Es más, los científicos han pensado sobre posibles distorsiones en el espacio-tiempo para imaginar cómo podrían funcionar las máquinas del tiempo (como los agujeros de gusano). Aunque algunas de las ideas son muy atractivas , todavía no sabemos si son realmente posibles para objetos de verdad. Lo importante es que estas ideas están basadas en ciencia real. Del mismo modo, las teorías del viaje en el tiempo que sí están permitidas por la ciencia real dicen que no habría forma de viajar a un tiempo anterior al de la construcción de la máquina del tiempo.

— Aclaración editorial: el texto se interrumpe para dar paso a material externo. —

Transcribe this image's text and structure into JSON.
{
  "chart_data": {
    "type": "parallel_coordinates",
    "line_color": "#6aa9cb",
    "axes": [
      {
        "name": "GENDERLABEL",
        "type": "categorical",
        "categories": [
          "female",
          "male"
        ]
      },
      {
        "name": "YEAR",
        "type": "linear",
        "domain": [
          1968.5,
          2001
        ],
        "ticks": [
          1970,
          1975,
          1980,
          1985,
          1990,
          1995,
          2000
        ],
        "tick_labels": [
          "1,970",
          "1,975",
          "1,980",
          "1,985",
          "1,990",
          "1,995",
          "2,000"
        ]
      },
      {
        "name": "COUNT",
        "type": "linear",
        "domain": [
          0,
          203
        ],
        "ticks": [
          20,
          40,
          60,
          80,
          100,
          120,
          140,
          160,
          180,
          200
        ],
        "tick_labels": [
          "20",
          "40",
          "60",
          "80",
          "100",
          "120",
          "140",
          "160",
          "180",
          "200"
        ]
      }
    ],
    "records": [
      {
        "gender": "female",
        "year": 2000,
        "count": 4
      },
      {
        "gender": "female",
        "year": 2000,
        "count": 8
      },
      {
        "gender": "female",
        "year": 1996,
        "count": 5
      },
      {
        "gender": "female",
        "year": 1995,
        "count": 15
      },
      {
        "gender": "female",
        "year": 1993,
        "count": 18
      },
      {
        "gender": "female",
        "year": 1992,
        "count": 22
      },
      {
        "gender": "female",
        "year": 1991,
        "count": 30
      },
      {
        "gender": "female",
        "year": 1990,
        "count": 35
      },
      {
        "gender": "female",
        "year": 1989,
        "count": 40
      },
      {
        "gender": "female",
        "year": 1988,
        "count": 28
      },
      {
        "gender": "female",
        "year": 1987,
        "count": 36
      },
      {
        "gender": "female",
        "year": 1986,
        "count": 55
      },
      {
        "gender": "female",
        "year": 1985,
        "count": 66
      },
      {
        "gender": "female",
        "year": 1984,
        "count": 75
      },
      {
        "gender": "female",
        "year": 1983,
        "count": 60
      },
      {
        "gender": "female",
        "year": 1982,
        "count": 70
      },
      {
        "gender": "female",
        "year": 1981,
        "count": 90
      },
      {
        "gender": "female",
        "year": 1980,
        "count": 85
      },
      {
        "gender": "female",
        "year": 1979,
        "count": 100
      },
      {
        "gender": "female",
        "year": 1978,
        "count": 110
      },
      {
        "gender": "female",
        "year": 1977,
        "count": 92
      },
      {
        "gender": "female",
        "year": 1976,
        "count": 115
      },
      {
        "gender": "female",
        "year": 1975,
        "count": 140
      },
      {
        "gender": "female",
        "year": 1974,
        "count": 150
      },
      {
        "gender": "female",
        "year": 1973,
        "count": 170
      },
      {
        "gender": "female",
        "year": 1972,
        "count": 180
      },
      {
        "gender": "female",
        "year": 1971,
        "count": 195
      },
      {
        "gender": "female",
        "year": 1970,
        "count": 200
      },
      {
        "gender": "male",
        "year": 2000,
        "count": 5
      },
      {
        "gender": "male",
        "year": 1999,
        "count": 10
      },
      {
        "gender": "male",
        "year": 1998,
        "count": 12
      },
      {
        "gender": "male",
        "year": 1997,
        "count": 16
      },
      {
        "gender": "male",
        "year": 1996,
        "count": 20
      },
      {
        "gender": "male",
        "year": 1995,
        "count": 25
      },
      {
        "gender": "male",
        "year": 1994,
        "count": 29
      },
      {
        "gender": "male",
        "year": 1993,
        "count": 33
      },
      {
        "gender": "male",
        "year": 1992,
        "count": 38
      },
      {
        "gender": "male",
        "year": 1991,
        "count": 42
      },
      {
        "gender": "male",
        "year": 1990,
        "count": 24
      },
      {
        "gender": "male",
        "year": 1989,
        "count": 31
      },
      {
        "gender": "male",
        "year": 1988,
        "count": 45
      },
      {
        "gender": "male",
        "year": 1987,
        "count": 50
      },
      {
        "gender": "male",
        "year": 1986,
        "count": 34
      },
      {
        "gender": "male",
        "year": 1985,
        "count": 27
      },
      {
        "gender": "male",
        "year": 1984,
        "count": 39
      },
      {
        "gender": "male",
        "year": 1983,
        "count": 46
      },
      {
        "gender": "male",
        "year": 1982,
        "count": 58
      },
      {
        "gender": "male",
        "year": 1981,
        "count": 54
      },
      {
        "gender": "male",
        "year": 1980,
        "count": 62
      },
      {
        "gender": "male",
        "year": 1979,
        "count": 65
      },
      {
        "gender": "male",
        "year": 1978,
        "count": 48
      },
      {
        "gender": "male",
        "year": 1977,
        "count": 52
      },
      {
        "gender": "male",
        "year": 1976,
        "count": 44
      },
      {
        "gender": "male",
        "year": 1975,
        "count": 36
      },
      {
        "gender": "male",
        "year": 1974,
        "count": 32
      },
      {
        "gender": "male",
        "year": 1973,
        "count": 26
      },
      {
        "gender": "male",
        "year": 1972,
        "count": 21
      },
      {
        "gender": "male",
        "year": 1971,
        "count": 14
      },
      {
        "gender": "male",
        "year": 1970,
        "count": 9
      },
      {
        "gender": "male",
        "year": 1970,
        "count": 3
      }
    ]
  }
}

Viajar al futuro es posible pero necesitaríamos algún tipo de tecnología muy avanzada, y el viaje consumiría una cantidad inmensa de energía. Viajar al pasado es más complicado, principalmente porque no entendemos la ciencia al respecto igual de bien, pero en principio es posible también y no podríamos incurrir en paradojas (como impedir que tus padres se conozcan), ya que las paradojas no ocurren de manera natural. Es decir, no hay un objeto inamovible que pueda chocar con una fuerza imparable. O bien hay una fuerza imparable, o bien hay un objeto inamovible, pero no ambos. Aun si pudieses viajar al pasado, a un momento anterior al de la construcción de tu máquina del tiempo, e intentar impedir que tus padres nunca se conociesen, algo te lo impediría, y el cómo no tiene por qué implicar que tú sobrevivieses.

Podrías viajar al pasado sólo para que algún desalmado te atropelle antes de que puedas impedir que tus padres se conozcan… Admitámoslo, sería un tanto patético, así que oye, mejor limitémonos a pensar en los viajes en el tiempo en sí, ¿no?